It took more than a decade of constant agitation for the elderly to win the right to charge their prescription medications to Medicare.
Republican reluctance to spend the money combined with a Democratic willingness to put off action keeps the issue in partisan play. The result was that it took a Republican president to undo the political knot and pass a plan that finally offered senior citizens some relief.
We are now watching House Democrats play the same partisan game with the renewal of the State Children's Health Insurance Program (SCHIP), which expires on Sept. 30. Meanwhile, the Senate on the one hand and President Bush on the other appear to have crafted a generous extension of the program that may now fall prey to the House Democratic desire to provoke a presidential veto — and the children be damned!
Bush opened the game by proposing a $5 billion expansion of the program to cover more children and to limit the focus of the program to child health insurance.
This highly successful program, initiated in the middle of the Clinton administration, has now succeeded in reducing the proportion of uncovered children to less than 10 percent (many of whom could get Medicaid if their parents bothered to apply). States have moved to use the program to expand coverage of adults without insurance and the Bush administration wished to restrict the practice.
But the Senate went further and is pushing a $35 billion program, financed by an increase of at least 60 cents in the federal cigarette tax. The extra money would bring the five-year cost to $60 billion.
Crafted by Republican Sens. Chuck Grassley (Iowa) and Orrin Hatch (Utah) along with Democrats Max Baucus (Montana) and Jay Rockefeller (West Virginia), the plan would make child coverage virtually universal and permit states to access food stamp and other assistance program data to locate uncovered children and bring them into the program. But it would restrict the coverage of adults.

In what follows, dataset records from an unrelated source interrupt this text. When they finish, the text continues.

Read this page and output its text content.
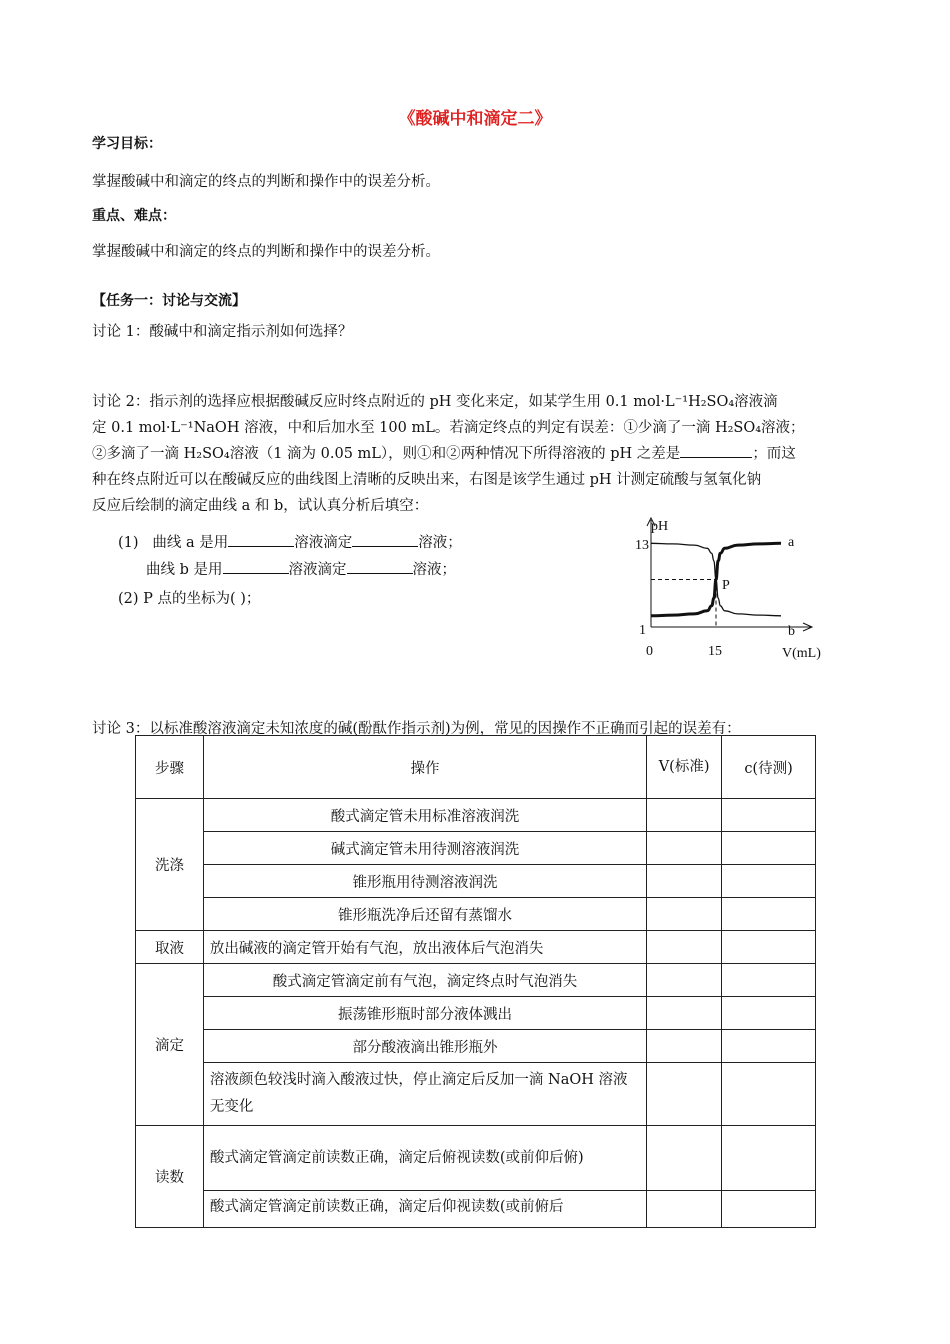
《酸碱中和滴定二》
学习目标：
掌握酸碱中和滴定的终点的判断和操作中的误差分析。
重点、难点：
掌握酸碱中和滴定的终点的判断和操作中的误差分析。
【任务一：讨论与交流】
讨论 1：酸碱中和滴定指示剂如何选择？
讨论 2：指示剂的选择应根据酸碱反应时终点附近的 pH 变化来定，如某学生用 0.1 mol·L⁻¹H₂SO₄溶液滴
定 0.1 mol·L⁻¹NaOH 溶液，中和后加水至 100 mL。若滴定终点的判定有误差：①少滴了一滴 H₂SO₄溶液；
②多滴了一滴 H₂SO₄溶液（1 滴为 0.05 mL），则①和②两种情况下所得溶液的 pH 之差是	；而这
种在终点附近可以在酸碱反应的曲线图上清晰的反映出来，右图是该学生通过 pH 计测定硫酸与氢氧化钠
反应后绘制的滴定曲线 a 和 b，试认真分析后填空：
(1) 曲线 a 是用	溶液滴定	溶液；
曲线 b 是用	溶液滴定	溶液；
(2) P 点的坐标为( )；
pH
13
1
0	15	V(mL)
P
a
b
讨论 3：以标准酸溶液滴定未知浓度的碱(酚酞作指示剂)为例，常见的因操作不正确而引起的误差有：
步骤	操作	V(标准)	c(待测)
洗涤	酸式滴定管未用标准溶液润洗		
	碱式滴定管未用待测溶液润洗		
	锥形瓶用待测溶液润洗		
	锥形瓶洗净后还留有蒸馏水		
取液	放出碱液的滴定管开始有气泡，放出液体后气泡消失		
滴定	酸式滴定管滴定前有气泡，滴定终点时气泡消失		
	振荡锥形瓶时部分液体溅出		
	部分酸液滴出锥形瓶外		
	溶液颜色较浅时滴入酸液过快，停止滴定后反加一滴 NaOH 溶液无变化		
读数	酸式滴定管滴定前读数正确，滴定后俯视读数(或前仰后俯)		
	酸式滴定管滴定前读数正确，滴定后仰视读数(或前俯后		
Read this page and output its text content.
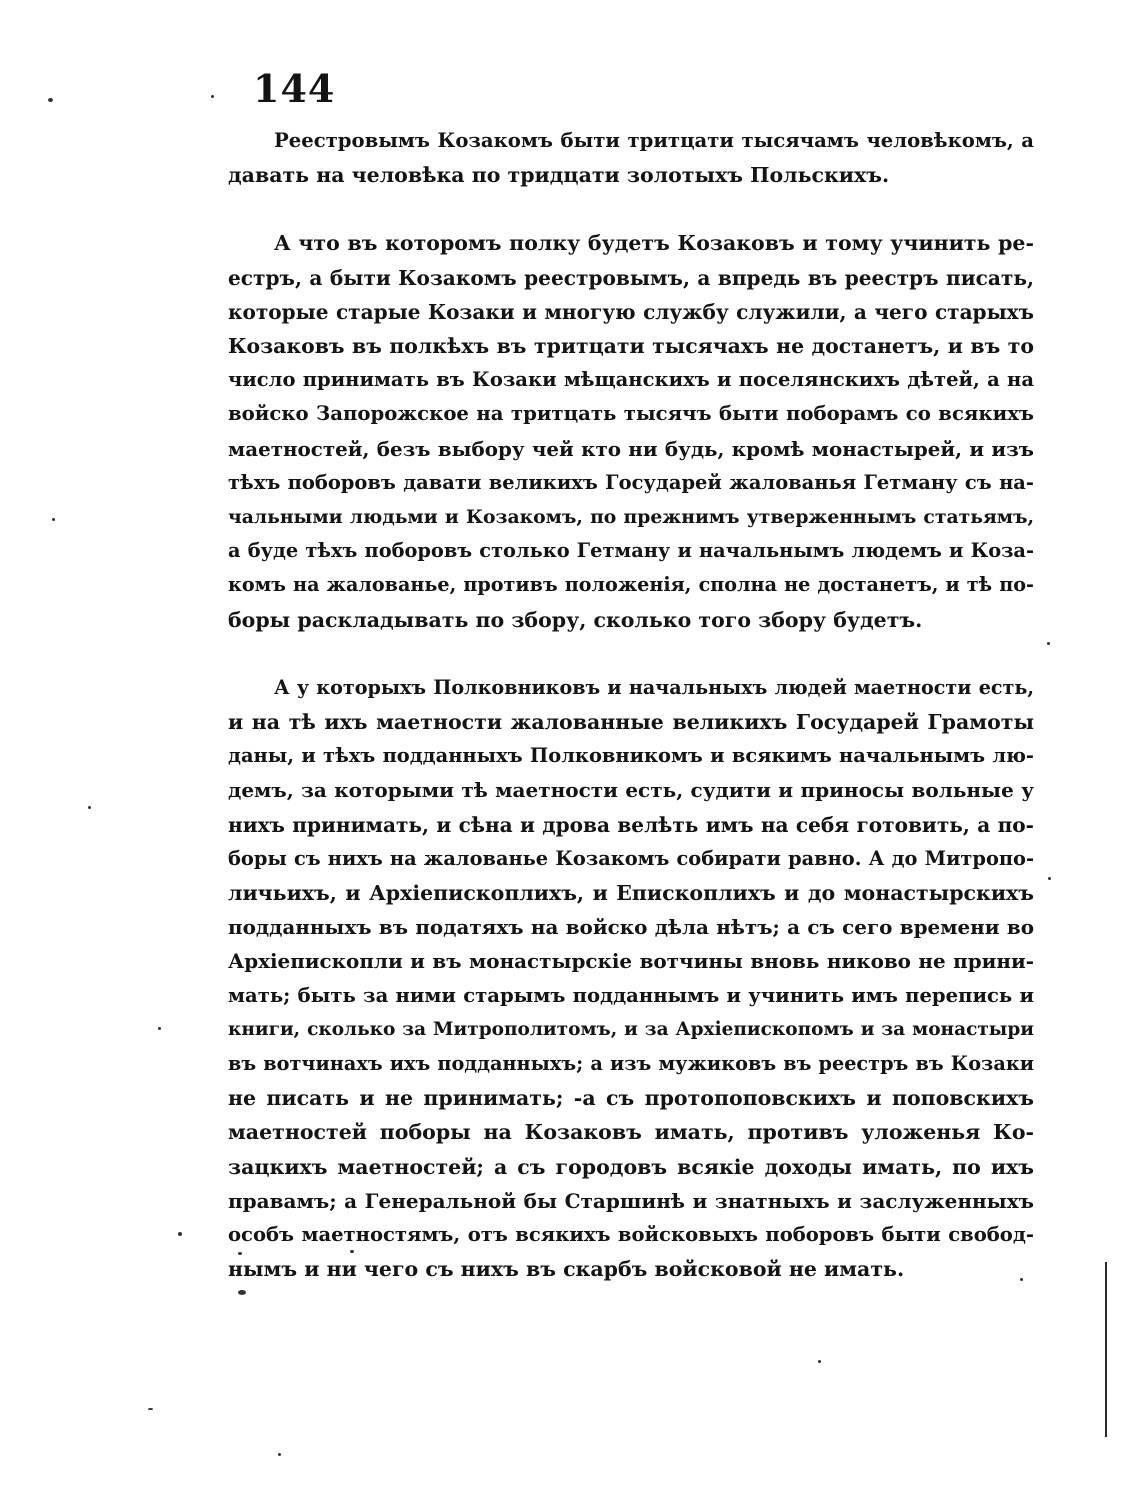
144
Реестровымъ Козакомъ быти тритцати тысячамъ человѣкомъ, а
давать на человѣка по тридцати золотыхъ Польскихъ.
А что въ которомъ полку будетъ Козаковъ и тому учинить ре-
естръ, а быти Козакомъ реестровымъ, а впредь въ реестръ писать,
которые старые Козаки и многую службу служили, а чего старыхъ
Козаковъ въ полкѣхъ въ тритцати тысячахъ не достанетъ, и въ то
число принимать въ Козаки мѣщанскихъ и поселянскихъ дѣтей, а на
войско Запорожское на тритцать тысячъ быти поборамъ со всякихъ
маетностей, безъ выбору чей кто ни будь, кромѣ монастырей, и изъ
тѣхъ поборовъ давати великихъ Государей жалованья Гетману съ на-
чальными людьми и Козакомъ, по прежнимъ утверженнымъ статьямъ,
а буде тѣхъ поборовъ столько Гетману и начальнымъ людемъ и Коза-
комъ на жалованье, противъ положенія, сполна не достанетъ, и тѣ по-
боры раскладывать по збору, сколько того збору будетъ.
А у которыхъ Полковниковъ и начальныхъ людей маетности есть,
и на тѣ ихъ маетности жалованные великихъ Государей Грамоты
даны, и тѣхъ подданныхъ Полковникомъ и всякимъ начальнымъ лю-
демъ, за которыми тѣ маетности есть, судити и приносы вольные у
нихъ принимать, и сѣна и дрова велѣть имъ на себя готовить, а по-
боры съ нихъ на жалованье Козакомъ собирати равно. А до Митропо-
личьихъ, и Архіепископлихъ, и Епископлихъ и до монастырскихъ
подданныхъ въ податяхъ на войско дѣла нѣтъ; а съ сего времени во
Архіепископли и въ монастырскіе вотчины вновь никово не прини-
мать; быть за ними старымъ подданнымъ и учинить имъ перепись и
книги, сколько за Митрополитомъ, и за Архіепископомъ и за монастыри
въ вотчинахъ ихъ подданныхъ; а изъ мужиковъ въ реестръ въ Козаки
не писать и не принимать; -а съ протопоповскихъ и поповскихъ
маетностей поборы на Козаковъ имать, противъ уложенья Ко-
зацкихъ маетностей; а съ городовъ всякіе доходы имать, по ихъ
правамъ; а Генеральной бы Старшинѣ и знатныхъ и заслуженныхъ
особъ маетностямъ, отъ всякихъ войсковыхъ поборовъ быти свобод-
нымъ и ни чего съ нихъ въ скарбъ войсковой не имать.
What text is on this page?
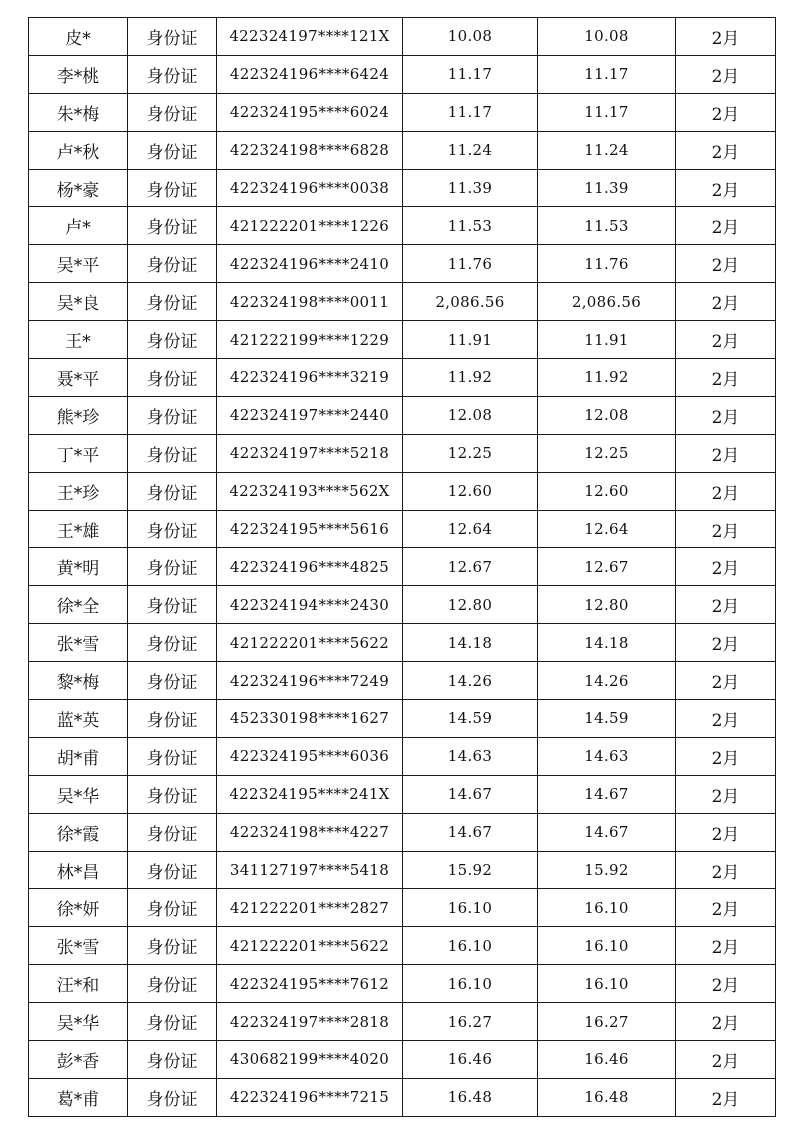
皮*	身份证	422324197****121X	10.08	10.08	2月
李*桃	身份证	422324196****6424	11.17	11.17	2月
朱*梅	身份证	422324195****6024	11.17	11.17	2月
卢*秋	身份证	422324198****6828	11.24	11.24	2月
杨*豪	身份证	422324196****0038	11.39	11.39	2月
卢*	身份证	421222201****1226	11.53	11.53	2月
吴*平	身份证	422324196****2410	11.76	11.76	2月
吴*良	身份证	422324198****0011	2,086.56	2,086.56	2月
王*	身份证	421222199****1229	11.91	11.91	2月
聂*平	身份证	422324196****3219	11.92	11.92	2月
熊*珍	身份证	422324197****2440	12.08	12.08	2月
丁*平	身份证	422324197****5218	12.25	12.25	2月
王*珍	身份证	422324193****562X	12.60	12.60	2月
王*雄	身份证	422324195****5616	12.64	12.64	2月
黄*明	身份证	422324196****4825	12.67	12.67	2月
徐*全	身份证	422324194****2430	12.80	12.80	2月
张*雪	身份证	421222201****5622	14.18	14.18	2月
黎*梅	身份证	422324196****7249	14.26	14.26	2月
蓝*英	身份证	452330198****1627	14.59	14.59	2月
胡*甫	身份证	422324195****6036	14.63	14.63	2月
吴*华	身份证	422324195****241X	14.67	14.67	2月
徐*霞	身份证	422324198****4227	14.67	14.67	2月
林*昌	身份证	341127197****5418	15.92	15.92	2月
徐*妍	身份证	421222201****2827	16.10	16.10	2月
张*雪	身份证	421222201****5622	16.10	16.10	2月
汪*和	身份证	422324195****7612	16.10	16.10	2月
吴*华	身份证	422324197****2818	16.27	16.27	2月
彭*香	身份证	430682199****4020	16.46	16.46	2月
葛*甫	身份证	422324196****7215	16.48	16.48	2月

Raising the tobacco levy is a good thing to do anyway, even if you don't need the money. A higher cigarette tax has been demonstrably shown to cut teen smoking, and the increase, which would bring the total levy to $1 per pack, is a good step to improve national healthcare.
Bush threatened a veto, but seems to have backed off and appears able to live with the Senate bill.
So the House decided to pass a bill he couldn't sign. By deliberately provoking a veto, they hope to demonstrate what a heartless Scrooge Bush really is.
Not only is the House upping the price tag to $50 billion, it is gratuitously courting the favor of the medical establishment by eliminating the cuts in physician fees scheduled for the next few years as part of the effort to save Medicare without cutting benefits. The House bill also opens the doors of the program wide to adult coverage. Covering adults is a good idea.
It would be great to cover all Americans without having to fundamentally alter our healthcare system. That way, socialist utopians like Hillary couldn't use the uncovered population as an excuse to make healthcare a government-dominated program.
But House leaders know full well that Bush won't sign the bill that repeals his Medicare physician fee cuts and opens the program to adult coverage. But they are determined, nevertheless, to jerry-rig a bill that Bush can't sign by festooning it with provisions that not only endanger the future of the Medicare program they profess to adore but also may kindle a new round of medical cost inflation they profess to abhor.
The House should just back off. It is a major accomplishment in healthcare, the new third rail of our politics, to expand SCHIP to cover all children. Forcing the administration to give up its hard-won gains on Medicare cost containment to swallow the program is deliberately unrealistic.